Brazilian Independence
In addition to being Labor Day here in the U.S. today, September 7 also marks Brazil's Independence Day. 187 years ago today, Dom Pedro I declared independence, liberating Brazil from Portugal once and for all (although, in good old colonialist fashion, Brazil's independence wasn't recognized for another 3 years).
Throughout the colonial period Portugal had basically allowed Brazil to remain a colonial backwater. For the first 50 years of Portuguese control (1500-1550), Portugal barely gave any attention to Brazil, focusing instead on its spice- and slave-trade exploits in Africa and India, which were the major sources of income for the Portuguese empire. As the French and Dutch threatened Portugal's holdings in Brazil in the mid-16th century, Portugal finally began focusing a bit more heavily on populating and defending its lone holding in the Americas. At first, Portugal Exploited the pau-brasil (a tree with a red trunk used to make dye in the 16th century) for its income; however, as indigenous people died and the trees became scarcer, the Portuguese colony switched to producing sugar, and, later, mining diamonds and gold found in Minas Gerais and São Paulo, relying heavily on African slave labor in both cases. For centuries, the Portuguese Crown's presence in Brazil was limited, particularly compared to the complex hierarchies of power in Spanish America. The Crown mostly manifested itself via extraction of resources for profit and in heavy-handed attempts to control the colony through decrees; for example, Brazil wasn't allowed so much as a printing press under Portuguese rule (though, paradoxically, the colonial state did not have nearly the presence in Brazil that it had in Spanish America). In an effort to make sure that all the profit to be wrought from the Brazilian colony went straight to Portugal, the Crown also forbade trade with any foreign power (especially England) other than Portugal.
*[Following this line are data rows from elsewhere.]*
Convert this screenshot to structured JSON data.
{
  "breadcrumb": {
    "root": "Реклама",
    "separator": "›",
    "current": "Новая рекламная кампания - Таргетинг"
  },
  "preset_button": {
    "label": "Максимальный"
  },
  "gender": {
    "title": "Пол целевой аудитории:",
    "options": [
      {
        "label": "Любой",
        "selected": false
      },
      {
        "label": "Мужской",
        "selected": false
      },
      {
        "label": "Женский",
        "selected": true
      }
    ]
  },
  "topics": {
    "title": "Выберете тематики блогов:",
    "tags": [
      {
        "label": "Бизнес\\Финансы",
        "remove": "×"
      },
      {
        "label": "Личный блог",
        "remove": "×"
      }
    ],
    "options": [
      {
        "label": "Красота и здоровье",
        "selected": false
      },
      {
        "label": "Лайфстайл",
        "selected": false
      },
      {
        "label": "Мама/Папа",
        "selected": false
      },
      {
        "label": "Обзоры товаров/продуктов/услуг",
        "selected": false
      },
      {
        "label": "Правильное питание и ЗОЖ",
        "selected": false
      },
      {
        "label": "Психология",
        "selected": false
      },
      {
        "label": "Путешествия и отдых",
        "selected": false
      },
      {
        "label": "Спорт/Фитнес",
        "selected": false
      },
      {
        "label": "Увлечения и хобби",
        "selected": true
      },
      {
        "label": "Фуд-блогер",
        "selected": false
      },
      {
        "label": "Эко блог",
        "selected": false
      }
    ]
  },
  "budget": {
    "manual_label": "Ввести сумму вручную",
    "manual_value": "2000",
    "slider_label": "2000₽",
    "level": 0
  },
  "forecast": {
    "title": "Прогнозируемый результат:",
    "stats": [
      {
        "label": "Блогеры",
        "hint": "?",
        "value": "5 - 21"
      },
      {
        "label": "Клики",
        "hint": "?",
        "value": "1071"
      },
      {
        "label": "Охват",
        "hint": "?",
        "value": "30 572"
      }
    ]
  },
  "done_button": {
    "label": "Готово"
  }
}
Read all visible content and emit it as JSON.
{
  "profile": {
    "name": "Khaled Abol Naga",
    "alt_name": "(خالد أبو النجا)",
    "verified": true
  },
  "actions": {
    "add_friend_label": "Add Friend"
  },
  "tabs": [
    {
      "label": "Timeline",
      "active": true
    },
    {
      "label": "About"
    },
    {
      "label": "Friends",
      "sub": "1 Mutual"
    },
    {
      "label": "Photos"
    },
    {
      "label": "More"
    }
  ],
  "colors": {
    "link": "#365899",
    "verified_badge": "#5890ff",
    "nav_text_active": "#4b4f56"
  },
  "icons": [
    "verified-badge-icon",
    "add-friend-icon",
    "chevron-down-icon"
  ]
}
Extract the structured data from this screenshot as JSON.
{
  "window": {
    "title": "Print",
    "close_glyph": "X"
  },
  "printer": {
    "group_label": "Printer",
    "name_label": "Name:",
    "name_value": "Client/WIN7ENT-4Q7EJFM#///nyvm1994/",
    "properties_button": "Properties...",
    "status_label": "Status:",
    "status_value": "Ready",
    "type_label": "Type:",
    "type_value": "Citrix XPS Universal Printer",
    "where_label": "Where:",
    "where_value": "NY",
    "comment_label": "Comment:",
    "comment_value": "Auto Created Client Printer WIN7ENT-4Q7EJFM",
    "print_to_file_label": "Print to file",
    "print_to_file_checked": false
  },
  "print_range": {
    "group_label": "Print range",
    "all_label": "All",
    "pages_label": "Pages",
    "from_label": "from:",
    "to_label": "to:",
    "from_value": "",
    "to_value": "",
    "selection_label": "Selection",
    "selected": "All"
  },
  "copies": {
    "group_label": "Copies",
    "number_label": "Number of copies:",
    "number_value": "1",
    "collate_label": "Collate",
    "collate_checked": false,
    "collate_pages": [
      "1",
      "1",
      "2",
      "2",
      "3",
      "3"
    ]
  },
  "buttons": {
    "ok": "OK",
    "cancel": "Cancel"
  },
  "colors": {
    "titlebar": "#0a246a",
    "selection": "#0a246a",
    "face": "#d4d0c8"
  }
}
However, with Napoleon's invasion of the Iberian Peninsula in 1808, regent João VI (acting as regent for his mother until 1816, when he became king of Portugal), the Portuguese court picked up and relocated to Rio de Janeiro, making Brazil the seat of the Portuguese Empire. It was a remarkable shift for Brazil, during which the printing industry boomed (it would be hard for the Portuguese crown to outlaw printing presses in its own country), education began to flourish, and cultural production blossomed. The Rio de Janeiro merchants, businessmen, and politicians (and much of the Brazilian elites) were thrilled and proud, and not without reason - never before had an Eurpoean monarch visited a colony in the Americas, much less make it his or her home. (And this re-location no doubt is one of the several factors as to why Brazil would gain its independence peacefully, in comparison to the Spanish-American countries).
As we all know, eventually, Napoleon was defeated, returned, was defeated again, and it was OK for the Portuguese court to return to Portugal. Only, a funny thing happened. João VI liked it so much in Brazil, he didn't really want to go back to Portugal. Only in 1821, under threat of de-throning, did he return to Portugal, leaving his son, Dom Pedro I, to serve as regent in Brazil. However, after 13 years of serving as a political center, Brazilian elites and politicians did not want to return to being a colony. Thus, in 1822, Pedro I formally broke with Portugal, creating the Empire of Brazil (it's most likely he did so after being pressured by Brazilians interested in breaking with Portugal, though some biographers insist he did it of his own free will and his love of freedom - either way, the thought of being emperor of Brazil instead of waiting for his dad to die and Pedro's ascension to the Portuguese thrown must have seemed like a pretty nice idea).
And so it went. Brazil remained an empire until 1889, with Pedro I serving as emperor until his abdication (in the wake of political and economic crises) in 1831, and his son, Pedro II, all of five years old at the time, became emperor (with regents ruling for him until 1840). Brazil would abolish slavery in 1888 (the last country in the Western Hemisphere to do so), and would declare the end of the Empire and the beginning of the Republic on 15 November 1889 (another national holiday). But none of it would have happened (except maybe the very-late slavery abolition) without Pedro I's "Grita de Ipiranga" (Cry of Ipiranga), declaring Brazil a sovereign nation on 7 September 1822, a day that will be marked today, as usual, as a federal holiday, with military parades in Brasília, Rio, and elsewhere.
(For those interested in the Portuguese Court's time in Brazil, see Kirsten Schultz's Tropical Versailles: Empire, Monarchy, and the Portuguese Royal Court in Rio de Janeiro, 1808-1821.For some good essays on independence, see A.J.R. Russell-Wood's From Colony to Nation: Essays on the Independence of Brazil.)